The birth of an extremely premature infant is a crisis for most parents. Terror, grief, impotence, and anger are dominant responses to extreme stress, for the mother often resulting in postpartum maternal depression.10
The acute management of a high-risk child is often referred to as a roller-coaster ride. The infant is delivered, intubated, given surfactant, and whisked away to the NICU to be poked and probed with invasive lines and placed on a ventilator.11 Multiple discussions follow on how to implement the most effective strategies. All this time, the shocked parents are often agonized bystanders, well aware of the stakes but completely helpless to aid their newborn.
From this point on, the parents should become part of the RT’s and clinical team’s responsibility as the salvaging process plays on in the NICU. Often, direct care providers to the infant will deal with myriad family emotions and stresses, which can affect the level of care for the infant and challenge the sanity of the RT.
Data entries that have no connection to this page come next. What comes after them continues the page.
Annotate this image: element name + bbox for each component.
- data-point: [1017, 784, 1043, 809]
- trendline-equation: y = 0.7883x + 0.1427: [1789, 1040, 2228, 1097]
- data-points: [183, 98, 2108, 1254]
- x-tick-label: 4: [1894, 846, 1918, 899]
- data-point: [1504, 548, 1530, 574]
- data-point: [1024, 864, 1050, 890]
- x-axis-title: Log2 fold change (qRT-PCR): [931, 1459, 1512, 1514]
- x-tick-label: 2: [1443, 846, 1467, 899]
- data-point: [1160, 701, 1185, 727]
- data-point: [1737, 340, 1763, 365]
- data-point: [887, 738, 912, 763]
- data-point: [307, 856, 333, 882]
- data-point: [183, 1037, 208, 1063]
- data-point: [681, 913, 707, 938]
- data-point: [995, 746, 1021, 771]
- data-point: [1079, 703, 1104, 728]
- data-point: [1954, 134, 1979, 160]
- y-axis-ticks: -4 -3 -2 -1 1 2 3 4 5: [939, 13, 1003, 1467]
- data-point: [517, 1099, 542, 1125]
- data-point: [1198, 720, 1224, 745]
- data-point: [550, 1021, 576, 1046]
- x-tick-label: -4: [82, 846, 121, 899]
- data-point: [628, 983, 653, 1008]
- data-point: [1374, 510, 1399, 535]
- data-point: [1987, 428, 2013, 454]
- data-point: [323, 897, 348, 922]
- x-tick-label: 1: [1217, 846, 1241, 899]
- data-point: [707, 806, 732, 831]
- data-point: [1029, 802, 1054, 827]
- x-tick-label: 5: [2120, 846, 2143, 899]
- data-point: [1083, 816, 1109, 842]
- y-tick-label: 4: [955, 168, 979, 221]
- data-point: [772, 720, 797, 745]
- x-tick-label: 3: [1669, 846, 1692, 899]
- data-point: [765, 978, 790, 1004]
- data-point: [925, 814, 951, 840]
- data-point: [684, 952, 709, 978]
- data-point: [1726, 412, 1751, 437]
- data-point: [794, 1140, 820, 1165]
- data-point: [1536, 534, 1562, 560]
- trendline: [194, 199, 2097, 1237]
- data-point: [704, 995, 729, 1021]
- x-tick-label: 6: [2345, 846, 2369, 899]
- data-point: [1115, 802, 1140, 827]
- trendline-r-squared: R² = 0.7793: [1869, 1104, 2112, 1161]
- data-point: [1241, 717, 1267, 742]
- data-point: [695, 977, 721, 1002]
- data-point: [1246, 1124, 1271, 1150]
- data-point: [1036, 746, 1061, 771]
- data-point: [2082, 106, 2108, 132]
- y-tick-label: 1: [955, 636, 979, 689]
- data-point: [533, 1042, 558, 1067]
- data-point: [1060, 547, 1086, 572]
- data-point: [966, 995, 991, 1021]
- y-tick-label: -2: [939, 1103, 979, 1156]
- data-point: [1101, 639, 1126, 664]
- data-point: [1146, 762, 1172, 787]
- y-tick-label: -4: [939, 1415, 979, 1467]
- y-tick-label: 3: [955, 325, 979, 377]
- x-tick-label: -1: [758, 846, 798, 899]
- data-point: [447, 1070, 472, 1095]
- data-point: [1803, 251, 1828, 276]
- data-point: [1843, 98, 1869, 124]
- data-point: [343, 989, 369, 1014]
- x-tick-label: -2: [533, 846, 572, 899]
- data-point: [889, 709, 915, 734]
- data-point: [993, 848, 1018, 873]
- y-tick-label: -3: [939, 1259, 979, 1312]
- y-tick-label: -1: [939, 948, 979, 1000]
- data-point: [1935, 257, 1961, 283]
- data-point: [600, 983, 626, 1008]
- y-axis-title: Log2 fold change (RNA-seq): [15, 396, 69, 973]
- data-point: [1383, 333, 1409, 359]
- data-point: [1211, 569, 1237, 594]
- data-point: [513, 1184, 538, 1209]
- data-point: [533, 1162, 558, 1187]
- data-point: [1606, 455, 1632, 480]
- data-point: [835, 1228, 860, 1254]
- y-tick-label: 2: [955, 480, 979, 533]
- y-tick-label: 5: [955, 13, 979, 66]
Legal/governmental restrictions also affect care of premature infants. With the “Baby Doe” regulations of 1984, President Reagan directed the Department of Health and Human Services to protect and defend infant rights to healthcare. Under these regulations, withholding of neonatal care because of handicaps or extreme prematurity was considered discrimination and a violation of the Rehabilitation Act of 1973.12 Congress revised the act and replaced the word “discrimination” with “child abuse and neglect.” This action mandated aggressive treatment of premature infants regardless of future disabilities or the wishes of the parents.13
The chilling effect of the Baby Doe regulations lingers in most NICUs where it is viewed as a simplistic governmental effort to control a very difficult situation; it has instilled in physicians a fear of administrative and legal retribution if they follow their own conscience and professional judgment and recommend termination of care. Subsequently, the delivery room has become a point of triage and the NICU a holding tank.14 There have been attempts from individual institutions to set in-house guidelines that will determine the level of care appropriate for an extremely premature infant. James Lemons, MD, of Indianapolis and Richard Depp, MD, of Philadelphia are crafting national guidelines for such care. The primary consensus, however, is that when the prognosis is unclear, health care decision makers become decision leaders explaining to the parents what can be done for their baby and what the outcome might be. Practitioners must confront the parents’ biases and beliefs and support their decisions.15
Infants born under 37 weeks gestation are considered premature. They represent 6% of 4 million births each year or 240,000 infants, resulting in a mean cost of approximately $12 billion in health care. Approximately $4 billion is committed to saving the lives of infants less than 26 weeks and weighing less than 700 g. This is a very lucrative business, so much so that hospitals in this country view their NICUs as primary profit centers and are financially dependent on them.16
The long road ahead for those suffering a long-term disability as the result of extreme prematurity and for the family is often paved with hardship and limited social services. High out-of-pocket expenses not covered by insurance or because an 18-week stay in the NICU has exceeded the $1 million cap are not unusual. In addition, there are serious shortages of special education teachers. They have been in consistent short supply and in some areas are classified as being in critical shortage.17
To simply say that we have a supply-and-demand problem would be an understatement. As long as we attempt to salvage infants at the lower limits of viability without regard to the long-term devastating effects on the infant and the family, a system already in crisis will collapse and a state of destitution will exist for a population of unsuspecting families.
Michael E. Donnellan, RRT, is a perinatal, pediatric specialist at Alta Bates Summit Medical Center, Berkeley, Calif.